Carrizal seedeater

Scientific classification
- Kingdom: Animalia
- Phylum: Chordata
- Class: Aves
- Order: Passeriformes
- Family: Cardinalidae
- Genus: Amaurospiza
- Species: A. carrizalensis
- Binomial name: Amaurospiza carrizalensis Lentino & Restall, 2003

= Carrizal seedeater =

- Genus: Amaurospiza
- Species: carrizalensis
- Authority: Lentino & Restall, 2003

Species of bird

The Carrizal seedeater (Amaurospiza carrizalensis) is a species of bird in the family Cardinalidae, the cardinals or cardinal grosbeaks. It is endemic to Venezuela.

==Taxonomy and systematics==

The Carrizal seedeater was described based on three specimens collected in 2001. The researchers who determined that it was a new species, Miguel Lentino and Robin L. Restall, named it Carrizal blue seedeater, but the "blue" was dropped by taxonomic organizations to avoid conflict with what was then the blue seedeater (Amaurospiza concolor).

==Description==

The Carrizal seedeater is 12 cm long and weighs 12 to 14 g.
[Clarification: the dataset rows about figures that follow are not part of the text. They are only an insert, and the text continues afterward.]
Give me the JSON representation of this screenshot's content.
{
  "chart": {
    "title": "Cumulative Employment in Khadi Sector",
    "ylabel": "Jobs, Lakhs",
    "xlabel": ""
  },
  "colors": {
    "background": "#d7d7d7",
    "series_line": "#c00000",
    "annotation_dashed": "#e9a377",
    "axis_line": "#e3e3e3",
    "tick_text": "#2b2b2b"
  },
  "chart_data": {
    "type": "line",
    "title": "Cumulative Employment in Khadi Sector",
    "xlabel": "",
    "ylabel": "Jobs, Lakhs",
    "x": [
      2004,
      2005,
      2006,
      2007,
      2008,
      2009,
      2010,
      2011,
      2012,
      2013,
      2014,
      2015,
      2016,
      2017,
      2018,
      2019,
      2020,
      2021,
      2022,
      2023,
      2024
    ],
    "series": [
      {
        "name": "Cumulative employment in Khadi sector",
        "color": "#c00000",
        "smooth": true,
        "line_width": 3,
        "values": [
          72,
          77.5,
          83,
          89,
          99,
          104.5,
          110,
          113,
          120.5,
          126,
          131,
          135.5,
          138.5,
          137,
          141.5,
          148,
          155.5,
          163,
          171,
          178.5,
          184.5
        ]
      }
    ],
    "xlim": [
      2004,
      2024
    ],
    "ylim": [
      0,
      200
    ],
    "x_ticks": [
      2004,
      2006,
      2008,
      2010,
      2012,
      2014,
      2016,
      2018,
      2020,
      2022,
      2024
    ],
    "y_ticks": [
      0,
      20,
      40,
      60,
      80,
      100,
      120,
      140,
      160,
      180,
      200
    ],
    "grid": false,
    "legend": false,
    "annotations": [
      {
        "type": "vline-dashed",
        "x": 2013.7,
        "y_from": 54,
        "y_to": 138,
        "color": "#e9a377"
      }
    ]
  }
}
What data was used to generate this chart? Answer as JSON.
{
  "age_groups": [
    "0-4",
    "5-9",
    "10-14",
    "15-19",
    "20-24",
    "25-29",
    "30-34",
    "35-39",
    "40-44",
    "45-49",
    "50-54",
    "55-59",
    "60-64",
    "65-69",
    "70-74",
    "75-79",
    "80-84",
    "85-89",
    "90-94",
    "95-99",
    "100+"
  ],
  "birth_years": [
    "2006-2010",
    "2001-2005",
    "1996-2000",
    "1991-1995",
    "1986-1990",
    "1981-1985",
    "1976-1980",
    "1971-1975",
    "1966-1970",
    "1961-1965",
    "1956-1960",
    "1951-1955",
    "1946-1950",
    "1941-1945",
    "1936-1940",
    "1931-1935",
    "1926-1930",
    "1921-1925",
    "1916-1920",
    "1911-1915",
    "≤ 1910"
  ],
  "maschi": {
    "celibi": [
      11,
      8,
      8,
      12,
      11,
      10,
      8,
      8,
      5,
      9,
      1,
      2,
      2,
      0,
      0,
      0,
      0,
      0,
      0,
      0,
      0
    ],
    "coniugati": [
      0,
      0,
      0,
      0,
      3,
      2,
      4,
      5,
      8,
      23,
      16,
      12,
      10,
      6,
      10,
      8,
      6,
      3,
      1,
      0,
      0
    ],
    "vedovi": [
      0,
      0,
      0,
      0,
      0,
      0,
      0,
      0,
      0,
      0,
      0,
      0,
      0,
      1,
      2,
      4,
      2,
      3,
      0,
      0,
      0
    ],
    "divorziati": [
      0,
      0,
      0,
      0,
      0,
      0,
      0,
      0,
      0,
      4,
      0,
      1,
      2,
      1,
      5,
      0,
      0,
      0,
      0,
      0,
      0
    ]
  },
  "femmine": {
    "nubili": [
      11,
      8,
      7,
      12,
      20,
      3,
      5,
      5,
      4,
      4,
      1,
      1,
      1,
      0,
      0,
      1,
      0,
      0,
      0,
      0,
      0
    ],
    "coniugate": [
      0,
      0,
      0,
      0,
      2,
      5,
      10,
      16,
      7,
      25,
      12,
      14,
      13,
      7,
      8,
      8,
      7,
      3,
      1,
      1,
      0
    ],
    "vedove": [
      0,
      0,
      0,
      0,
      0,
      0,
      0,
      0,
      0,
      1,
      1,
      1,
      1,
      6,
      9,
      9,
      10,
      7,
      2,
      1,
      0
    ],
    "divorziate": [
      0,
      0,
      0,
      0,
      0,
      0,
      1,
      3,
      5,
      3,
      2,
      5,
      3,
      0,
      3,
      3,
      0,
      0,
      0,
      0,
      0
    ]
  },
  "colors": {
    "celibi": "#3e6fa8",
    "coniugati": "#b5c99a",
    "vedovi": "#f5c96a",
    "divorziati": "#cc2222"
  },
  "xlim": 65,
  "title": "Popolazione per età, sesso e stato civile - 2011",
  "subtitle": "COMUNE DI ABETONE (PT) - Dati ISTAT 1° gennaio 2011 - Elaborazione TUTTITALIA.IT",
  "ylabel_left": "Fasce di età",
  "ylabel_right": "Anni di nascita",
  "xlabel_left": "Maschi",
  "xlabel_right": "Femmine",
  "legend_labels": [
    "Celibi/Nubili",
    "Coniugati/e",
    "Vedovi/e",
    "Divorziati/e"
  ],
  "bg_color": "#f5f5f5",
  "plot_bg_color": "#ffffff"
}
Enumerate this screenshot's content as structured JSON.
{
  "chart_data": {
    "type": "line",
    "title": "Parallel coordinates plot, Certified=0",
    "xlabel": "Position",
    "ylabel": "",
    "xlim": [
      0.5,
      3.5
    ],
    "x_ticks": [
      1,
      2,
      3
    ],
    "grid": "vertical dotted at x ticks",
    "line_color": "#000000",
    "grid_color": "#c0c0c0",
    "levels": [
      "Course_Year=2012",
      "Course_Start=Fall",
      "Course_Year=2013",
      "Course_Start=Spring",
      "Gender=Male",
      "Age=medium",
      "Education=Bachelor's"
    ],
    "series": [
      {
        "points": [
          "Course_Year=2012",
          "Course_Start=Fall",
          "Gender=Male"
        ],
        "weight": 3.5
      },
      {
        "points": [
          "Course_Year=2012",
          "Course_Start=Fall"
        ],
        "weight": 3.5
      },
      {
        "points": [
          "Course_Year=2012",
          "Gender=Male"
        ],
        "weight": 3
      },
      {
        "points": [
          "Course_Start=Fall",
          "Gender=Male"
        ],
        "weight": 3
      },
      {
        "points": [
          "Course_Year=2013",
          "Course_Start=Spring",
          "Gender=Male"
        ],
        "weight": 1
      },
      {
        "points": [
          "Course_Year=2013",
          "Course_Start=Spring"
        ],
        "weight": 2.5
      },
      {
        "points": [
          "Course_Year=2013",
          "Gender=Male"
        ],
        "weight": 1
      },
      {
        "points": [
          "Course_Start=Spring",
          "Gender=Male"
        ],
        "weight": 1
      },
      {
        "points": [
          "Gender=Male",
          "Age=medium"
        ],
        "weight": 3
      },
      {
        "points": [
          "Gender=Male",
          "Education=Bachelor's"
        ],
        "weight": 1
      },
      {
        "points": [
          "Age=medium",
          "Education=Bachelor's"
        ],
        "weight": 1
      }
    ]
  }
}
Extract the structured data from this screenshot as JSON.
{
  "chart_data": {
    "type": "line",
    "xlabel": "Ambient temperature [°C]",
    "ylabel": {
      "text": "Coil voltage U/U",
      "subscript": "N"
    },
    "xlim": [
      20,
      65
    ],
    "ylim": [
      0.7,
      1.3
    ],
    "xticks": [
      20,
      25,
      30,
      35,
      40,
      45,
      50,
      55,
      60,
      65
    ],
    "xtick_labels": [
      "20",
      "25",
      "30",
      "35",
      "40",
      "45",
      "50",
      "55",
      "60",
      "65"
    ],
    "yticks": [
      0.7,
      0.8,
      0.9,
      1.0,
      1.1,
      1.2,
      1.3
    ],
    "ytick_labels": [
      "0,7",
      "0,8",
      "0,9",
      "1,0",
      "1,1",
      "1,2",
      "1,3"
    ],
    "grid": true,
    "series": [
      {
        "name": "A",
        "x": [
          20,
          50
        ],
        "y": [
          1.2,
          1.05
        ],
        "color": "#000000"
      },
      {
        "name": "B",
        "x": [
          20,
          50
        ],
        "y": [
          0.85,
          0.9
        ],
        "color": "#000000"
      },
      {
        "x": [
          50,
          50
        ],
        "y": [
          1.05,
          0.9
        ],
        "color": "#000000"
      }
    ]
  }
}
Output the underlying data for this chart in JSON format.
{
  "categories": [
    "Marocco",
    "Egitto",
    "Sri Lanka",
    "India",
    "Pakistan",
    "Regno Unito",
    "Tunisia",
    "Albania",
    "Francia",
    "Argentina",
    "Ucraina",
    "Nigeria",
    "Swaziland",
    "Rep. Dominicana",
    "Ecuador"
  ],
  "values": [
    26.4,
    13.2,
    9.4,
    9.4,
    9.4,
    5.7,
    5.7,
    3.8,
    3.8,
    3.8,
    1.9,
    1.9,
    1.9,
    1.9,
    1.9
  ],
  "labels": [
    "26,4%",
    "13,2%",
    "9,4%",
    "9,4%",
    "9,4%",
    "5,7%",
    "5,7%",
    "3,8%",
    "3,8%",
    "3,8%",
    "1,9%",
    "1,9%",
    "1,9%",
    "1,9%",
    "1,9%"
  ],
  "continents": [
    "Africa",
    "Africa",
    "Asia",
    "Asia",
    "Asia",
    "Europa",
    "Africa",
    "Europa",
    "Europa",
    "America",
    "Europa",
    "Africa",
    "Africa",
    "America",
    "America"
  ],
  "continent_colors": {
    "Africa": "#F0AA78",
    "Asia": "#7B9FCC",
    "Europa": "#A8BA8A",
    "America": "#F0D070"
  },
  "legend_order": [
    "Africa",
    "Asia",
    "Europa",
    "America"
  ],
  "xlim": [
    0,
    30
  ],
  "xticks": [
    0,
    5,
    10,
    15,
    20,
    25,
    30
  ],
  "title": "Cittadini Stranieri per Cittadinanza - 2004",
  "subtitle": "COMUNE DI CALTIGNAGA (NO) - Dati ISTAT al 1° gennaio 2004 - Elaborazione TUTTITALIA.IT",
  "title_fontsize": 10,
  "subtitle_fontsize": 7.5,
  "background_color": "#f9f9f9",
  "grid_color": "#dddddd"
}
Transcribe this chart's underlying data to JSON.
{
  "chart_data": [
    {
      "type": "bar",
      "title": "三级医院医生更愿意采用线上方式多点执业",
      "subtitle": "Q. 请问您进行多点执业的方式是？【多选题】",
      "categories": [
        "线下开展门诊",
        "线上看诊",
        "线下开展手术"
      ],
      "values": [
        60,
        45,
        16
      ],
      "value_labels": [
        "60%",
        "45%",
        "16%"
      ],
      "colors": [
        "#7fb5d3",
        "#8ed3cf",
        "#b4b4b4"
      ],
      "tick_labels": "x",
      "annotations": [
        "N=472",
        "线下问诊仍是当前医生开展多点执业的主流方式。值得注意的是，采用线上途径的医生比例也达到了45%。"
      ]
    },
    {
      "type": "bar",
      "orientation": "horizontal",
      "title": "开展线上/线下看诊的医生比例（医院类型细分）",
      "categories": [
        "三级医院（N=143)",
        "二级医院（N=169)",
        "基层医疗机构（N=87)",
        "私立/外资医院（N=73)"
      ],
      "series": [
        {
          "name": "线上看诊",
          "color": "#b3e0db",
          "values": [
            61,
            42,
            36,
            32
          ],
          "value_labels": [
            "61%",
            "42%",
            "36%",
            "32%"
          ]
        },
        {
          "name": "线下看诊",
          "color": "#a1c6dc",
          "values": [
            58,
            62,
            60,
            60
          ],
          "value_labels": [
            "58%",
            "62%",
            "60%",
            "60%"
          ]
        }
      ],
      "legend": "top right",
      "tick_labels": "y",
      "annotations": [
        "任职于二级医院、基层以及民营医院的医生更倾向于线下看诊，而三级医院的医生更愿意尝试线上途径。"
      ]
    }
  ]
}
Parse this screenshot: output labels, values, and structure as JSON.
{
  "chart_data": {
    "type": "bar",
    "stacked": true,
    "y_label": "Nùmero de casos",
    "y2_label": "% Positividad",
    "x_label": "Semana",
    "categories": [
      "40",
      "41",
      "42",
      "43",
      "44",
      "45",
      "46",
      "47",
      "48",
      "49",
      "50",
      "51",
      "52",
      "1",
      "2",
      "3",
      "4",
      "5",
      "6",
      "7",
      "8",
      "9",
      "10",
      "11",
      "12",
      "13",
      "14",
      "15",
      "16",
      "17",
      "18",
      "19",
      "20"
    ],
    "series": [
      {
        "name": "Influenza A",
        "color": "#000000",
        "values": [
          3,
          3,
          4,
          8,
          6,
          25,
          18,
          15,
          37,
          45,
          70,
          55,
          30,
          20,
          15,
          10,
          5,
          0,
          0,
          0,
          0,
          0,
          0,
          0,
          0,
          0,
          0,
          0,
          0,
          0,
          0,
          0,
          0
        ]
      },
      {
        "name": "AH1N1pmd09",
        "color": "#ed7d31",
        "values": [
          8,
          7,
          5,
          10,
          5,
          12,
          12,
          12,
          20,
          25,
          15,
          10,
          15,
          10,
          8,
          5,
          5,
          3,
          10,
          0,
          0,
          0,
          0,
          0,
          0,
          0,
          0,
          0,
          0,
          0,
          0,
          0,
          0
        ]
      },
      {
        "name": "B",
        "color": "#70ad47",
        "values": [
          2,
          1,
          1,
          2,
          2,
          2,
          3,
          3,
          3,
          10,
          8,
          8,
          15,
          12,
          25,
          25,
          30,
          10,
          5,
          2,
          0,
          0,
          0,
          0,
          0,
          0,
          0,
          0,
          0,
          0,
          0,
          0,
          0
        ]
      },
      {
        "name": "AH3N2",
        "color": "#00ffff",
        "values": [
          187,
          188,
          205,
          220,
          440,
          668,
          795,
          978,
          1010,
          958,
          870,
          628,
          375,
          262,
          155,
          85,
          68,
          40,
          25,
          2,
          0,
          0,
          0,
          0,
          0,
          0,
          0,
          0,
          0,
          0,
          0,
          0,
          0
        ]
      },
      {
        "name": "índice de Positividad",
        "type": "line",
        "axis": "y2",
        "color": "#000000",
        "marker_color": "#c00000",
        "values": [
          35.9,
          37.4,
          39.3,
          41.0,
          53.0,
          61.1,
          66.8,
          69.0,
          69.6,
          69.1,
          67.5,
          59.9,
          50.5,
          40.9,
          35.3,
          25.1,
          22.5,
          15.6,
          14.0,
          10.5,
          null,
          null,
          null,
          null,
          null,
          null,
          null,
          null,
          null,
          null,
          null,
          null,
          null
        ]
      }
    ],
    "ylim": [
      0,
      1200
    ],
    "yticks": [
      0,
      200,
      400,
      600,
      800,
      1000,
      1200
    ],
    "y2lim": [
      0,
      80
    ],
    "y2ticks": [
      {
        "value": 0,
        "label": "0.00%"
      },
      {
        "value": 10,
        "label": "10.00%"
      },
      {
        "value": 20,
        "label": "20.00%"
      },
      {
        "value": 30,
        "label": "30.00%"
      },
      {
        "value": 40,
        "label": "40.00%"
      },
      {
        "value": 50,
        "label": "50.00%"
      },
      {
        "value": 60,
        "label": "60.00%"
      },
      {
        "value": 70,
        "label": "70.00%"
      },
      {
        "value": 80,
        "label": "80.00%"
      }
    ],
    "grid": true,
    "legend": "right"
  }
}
The male is a glossy dark slaty blue that is darker on the face and underparts. The female's upperparts are warm brown and the underparts yellow-buff, darker on the flanks.

==Distribution and habitat==

The specimens of Carrizal seedeater were collected on Isla Carrizal in the Caroni River of northern Venezuela. Construction of the Tocoma Dam, which began in 2006, flooded the island. The species has since been found elsewhere in the Caroni River watershed. It is known only from stands of spiny Guadua and Ripidocladus species of bamboo in deciduous forest.

==Behavior==
===Feeding===

The crops of the Carrizal seedeater specimens contained beetles and vegetable matter.

===Breeding===

No information has been published about the Carrizal seedeater's breeding phenology.

===Vocalization===

The Carrizal seedeater's song is "a pleasant whistled warble, 'sweet sweet pit-swee pit-swoo'" .

==Status==

The IUCN has not assessed the Carrizal seedeater. However, researchers consider it Critically Endangered. It is known from fewer than 20 locations across a very small area. "Effective protection of potentially suitable habitat is considered essential if this species is to survive in the future."